Barry A. Warsaw bwarsaw@cnri.reston.va.us (Barry A. Warsaw)
Wed, 30 Jun 1999 12:56:14 -0400 (EDT)


A number of people have experienced corruption of config.db files when
the disk gets full.  While I was away on vacation, we experienced the
same thing on python.org.  The ugly thing is that when the disk gets
full, enough of config.db can be written so that it is a valid marshal
of an empty dictionary.  This means that lists with corrupt config.db
files will still load, but will start having very cryptic errors such
as attributes missing on the MailList objects, etc.
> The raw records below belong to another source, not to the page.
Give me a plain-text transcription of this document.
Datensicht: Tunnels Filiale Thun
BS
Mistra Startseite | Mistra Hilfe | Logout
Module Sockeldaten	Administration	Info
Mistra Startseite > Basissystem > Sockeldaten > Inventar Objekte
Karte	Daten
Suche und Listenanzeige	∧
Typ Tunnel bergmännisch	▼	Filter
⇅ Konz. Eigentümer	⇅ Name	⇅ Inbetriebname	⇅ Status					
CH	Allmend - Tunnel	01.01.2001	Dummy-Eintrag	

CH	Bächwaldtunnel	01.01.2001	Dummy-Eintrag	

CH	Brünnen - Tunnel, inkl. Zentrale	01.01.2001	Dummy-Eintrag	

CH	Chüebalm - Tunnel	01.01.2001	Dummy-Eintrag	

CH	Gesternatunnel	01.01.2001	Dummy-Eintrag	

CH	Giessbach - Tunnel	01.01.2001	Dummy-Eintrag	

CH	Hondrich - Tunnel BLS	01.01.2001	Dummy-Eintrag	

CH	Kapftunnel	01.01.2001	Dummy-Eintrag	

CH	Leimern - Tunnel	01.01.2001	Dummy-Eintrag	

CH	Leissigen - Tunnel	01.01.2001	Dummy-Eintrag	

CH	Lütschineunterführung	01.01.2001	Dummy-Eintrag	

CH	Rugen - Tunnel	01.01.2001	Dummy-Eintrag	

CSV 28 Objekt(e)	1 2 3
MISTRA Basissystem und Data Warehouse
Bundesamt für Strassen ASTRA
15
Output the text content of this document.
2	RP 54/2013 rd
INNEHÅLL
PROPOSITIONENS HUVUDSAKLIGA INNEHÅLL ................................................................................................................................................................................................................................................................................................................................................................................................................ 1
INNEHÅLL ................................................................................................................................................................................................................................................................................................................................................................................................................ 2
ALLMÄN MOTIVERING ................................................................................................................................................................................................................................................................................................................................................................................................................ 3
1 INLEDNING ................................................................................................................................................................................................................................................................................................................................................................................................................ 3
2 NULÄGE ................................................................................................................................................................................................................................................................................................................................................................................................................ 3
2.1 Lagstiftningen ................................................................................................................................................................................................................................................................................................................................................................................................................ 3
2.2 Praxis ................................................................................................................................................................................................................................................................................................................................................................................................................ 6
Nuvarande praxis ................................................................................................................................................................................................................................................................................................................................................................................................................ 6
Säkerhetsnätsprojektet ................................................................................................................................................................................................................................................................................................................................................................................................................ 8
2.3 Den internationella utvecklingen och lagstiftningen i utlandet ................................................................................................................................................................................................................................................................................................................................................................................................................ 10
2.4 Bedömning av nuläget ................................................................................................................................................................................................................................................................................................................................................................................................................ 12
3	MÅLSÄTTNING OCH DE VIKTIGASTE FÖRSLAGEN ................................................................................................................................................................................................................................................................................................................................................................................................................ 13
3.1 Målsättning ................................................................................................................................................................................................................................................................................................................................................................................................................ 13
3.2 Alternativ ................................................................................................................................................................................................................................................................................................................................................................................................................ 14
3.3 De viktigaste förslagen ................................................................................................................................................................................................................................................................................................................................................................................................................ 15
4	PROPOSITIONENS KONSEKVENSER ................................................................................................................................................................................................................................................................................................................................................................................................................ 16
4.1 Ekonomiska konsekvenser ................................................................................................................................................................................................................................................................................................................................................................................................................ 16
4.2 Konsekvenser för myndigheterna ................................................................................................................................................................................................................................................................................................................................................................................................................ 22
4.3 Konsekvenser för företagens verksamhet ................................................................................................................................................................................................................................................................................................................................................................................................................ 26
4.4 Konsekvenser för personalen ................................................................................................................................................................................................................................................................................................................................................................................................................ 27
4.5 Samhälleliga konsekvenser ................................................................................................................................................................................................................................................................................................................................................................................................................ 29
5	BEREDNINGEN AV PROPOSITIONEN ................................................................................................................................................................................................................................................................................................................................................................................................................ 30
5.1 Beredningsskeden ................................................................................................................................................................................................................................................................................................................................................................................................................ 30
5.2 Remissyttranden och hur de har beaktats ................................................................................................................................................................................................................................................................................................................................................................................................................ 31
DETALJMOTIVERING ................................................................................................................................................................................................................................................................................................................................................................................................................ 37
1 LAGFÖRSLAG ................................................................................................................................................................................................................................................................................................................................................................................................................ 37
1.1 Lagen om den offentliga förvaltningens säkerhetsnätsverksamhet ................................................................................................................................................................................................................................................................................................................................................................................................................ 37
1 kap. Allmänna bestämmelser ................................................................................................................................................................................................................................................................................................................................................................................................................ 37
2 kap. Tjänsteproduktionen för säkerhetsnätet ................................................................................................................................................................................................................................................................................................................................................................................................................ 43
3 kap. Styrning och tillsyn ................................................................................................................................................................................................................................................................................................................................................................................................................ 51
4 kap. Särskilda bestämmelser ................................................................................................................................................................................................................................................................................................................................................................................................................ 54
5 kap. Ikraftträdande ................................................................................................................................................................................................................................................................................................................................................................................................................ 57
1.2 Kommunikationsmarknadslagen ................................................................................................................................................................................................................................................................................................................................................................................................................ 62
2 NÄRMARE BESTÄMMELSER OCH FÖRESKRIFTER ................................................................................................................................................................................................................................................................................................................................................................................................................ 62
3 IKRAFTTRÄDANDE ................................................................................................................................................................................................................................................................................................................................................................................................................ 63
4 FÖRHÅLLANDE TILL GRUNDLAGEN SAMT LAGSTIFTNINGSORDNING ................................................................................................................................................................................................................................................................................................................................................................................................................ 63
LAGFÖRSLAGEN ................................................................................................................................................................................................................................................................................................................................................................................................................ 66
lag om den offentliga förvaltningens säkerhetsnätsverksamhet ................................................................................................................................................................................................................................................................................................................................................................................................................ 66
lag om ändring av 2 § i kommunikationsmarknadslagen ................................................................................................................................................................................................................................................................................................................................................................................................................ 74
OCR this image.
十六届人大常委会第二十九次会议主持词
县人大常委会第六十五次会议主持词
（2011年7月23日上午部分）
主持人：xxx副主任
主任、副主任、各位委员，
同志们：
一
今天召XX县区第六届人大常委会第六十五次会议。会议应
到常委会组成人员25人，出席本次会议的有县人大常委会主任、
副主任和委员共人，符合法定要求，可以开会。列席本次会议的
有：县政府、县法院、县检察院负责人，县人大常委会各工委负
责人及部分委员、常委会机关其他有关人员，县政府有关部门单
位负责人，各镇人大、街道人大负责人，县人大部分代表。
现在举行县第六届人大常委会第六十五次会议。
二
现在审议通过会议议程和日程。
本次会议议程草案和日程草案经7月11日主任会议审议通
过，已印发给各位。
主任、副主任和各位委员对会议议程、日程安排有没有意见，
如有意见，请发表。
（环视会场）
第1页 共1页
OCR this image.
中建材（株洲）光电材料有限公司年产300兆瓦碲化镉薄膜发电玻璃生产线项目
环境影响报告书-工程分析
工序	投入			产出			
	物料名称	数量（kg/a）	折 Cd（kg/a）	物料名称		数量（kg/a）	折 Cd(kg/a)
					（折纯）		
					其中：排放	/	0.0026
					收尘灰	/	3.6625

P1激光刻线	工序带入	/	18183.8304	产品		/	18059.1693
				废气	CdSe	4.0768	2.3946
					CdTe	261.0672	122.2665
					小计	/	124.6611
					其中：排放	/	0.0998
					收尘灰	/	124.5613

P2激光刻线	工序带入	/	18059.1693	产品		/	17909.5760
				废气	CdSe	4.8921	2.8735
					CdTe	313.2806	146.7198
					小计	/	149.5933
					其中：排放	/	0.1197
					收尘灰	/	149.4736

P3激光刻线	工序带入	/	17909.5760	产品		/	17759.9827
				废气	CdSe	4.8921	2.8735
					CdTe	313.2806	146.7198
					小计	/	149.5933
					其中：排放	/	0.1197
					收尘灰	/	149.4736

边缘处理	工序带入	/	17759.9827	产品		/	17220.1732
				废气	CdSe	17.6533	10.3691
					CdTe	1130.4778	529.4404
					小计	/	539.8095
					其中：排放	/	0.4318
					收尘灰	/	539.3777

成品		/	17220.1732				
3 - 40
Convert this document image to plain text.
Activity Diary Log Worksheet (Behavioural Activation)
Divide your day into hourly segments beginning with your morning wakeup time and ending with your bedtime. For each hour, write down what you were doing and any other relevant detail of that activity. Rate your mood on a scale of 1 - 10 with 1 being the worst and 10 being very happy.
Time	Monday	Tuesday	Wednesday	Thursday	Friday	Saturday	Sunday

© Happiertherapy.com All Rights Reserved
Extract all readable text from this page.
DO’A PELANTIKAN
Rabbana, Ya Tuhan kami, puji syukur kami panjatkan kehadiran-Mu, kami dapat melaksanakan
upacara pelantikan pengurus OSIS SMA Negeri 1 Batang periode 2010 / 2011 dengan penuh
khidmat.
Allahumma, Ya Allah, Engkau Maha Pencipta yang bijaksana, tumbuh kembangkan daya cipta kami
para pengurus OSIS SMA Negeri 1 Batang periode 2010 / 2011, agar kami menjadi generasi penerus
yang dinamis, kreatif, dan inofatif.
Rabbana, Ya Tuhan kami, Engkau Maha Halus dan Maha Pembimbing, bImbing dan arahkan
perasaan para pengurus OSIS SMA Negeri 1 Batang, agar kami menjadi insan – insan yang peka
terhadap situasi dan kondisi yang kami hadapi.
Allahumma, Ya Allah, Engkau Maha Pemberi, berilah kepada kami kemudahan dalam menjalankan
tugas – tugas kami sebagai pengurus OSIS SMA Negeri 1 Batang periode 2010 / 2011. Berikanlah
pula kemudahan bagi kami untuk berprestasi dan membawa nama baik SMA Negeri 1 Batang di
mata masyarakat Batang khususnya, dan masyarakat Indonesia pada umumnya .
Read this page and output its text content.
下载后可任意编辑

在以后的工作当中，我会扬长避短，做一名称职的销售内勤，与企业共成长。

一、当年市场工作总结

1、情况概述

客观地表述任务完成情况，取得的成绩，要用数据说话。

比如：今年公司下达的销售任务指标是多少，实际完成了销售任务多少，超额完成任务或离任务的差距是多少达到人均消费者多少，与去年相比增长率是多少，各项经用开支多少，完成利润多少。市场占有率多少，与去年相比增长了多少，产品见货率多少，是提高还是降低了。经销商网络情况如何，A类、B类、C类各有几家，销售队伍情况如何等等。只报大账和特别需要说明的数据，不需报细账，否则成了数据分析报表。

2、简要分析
The fix in those cases is to free up space on the disk and then copy
config.db.last to config.db for all the corrupted lists.  I think this
is suboptimal.  I'd rather have config.db /only/ be changed if we can
guarantee (as best as possible) that the marshal was written
completely and successfully.

Attached is a patch to do this.  I am not checking it into the CVS
tree at the moment because it's such a critical section of code.  I
want to stress it a little more myself, but I would greatly appreciate
comments, or testing by y'all.  You might want to use a
non-production, or well backed up installation.  I feel pretty
confident about the change, but still, get this wrong and your lists
are toast.

The idea is that the marshal is first written to a temp file called
config.db.tmp.<mypid>.  If this succeeds completely, then

    1) config.db.last is unlinked
    2) a hard link config.db.last -> config.db is created
    3) a hard link config.db -> config.db.tmp.<mypid> is created
    4) config.db.tmp.<mypid> is unlinked

Comments?
-Barry

Index: MailList.py
===================================================================
RCS file: /projects/cvsroot/mailman/Mailman/MailList.py,v
retrieving revision 1.126
diff -c -r1.126 MailList.py
*** MailList.py	1999/06/15 07:50:54	1.126
--- MailList.py	1999/06/30 15:52:16
***************
*** 743,765 ****
  	# pretty hosed.  That's a good reason to make this a daemon not a
  	# program.
  	self.IsListInitialized()
!         fname = os.path.join(self._full_path, 'config.db')
!         fname_last = fname + ".last"
!         file = aside_new(fname, fname_last, reopen=1)
! 	dict = {}
  	for key, value in self.__dict__.items():
  	    if key[0] <> '_':
  		dict[key] = value
          try:
!             marshal.dump(dict, file)
!             file.close()
!         except IOError, status:
!             # Darn - try to resurrect the old config.db.
!             file = aside_new(fname_last, fname, reopen=0)
!             self.LogMsg("error",
!                         "Failed config file write '%s',"
!                         " old config resurrected." % `status.args`)
!             Utils.reraise()
          self.CheckHTMLArchiveDir()
  
      def Load(self, check_version = 1):
--- 743,780 ----
  	# pretty hosed.  That's a good reason to make this a daemon not a
  	# program.
  	self.IsListInitialized()
!         # copy all public attributes to marshalable dictionary
!         dict = {}
  	for key, value in self.__dict__.items():
  	    if key[0] <> '_':
  		dict[key] = value
+         # we want to write this dict in a marshal, but be especially paranoid
+         # about how we write the config.db, so we'll be as robust as possible
+         # in the face of, e.g. disk full errors.  The idea is that we want to
+         # guarantee that config.db is always valid.  The old way had the bad
+         # habit of writing an incomplete file, which happened to be a valid
+         # (but bogus) marshal.
+         fname = os.path.join(self._full_path, 'config.db')
+         fname_tmp = fname + '.tmp.' + `os.getpid()`
+         fname_last = fname + ".last"
+         omask = os.umask(007)
          try:
!             try:
!                 fp = open(fname_tmp, 'w')
!                 marshal.dump(dict, fp)
!                 fp.close()
!             except IOError, status:
!                 os.unlink(fname_tmp)
!                 self.LogMsg('error',
!                             'Failed config.db file write, retaining old state'
!                             '\n %s' % `status.args`)
!                 Utils.reraise()
!             # now move config.db -> config.db.last
!             # then move config.db.tmp.xxx -> config.db
!             aside_new(fname, fname_last)
!             aside_new(fname_tmp, fname)
!         finally:
!             os.umask(omask)
          self.CheckHTMLArchiveDir()
  
      def Load(self, check_version = 1):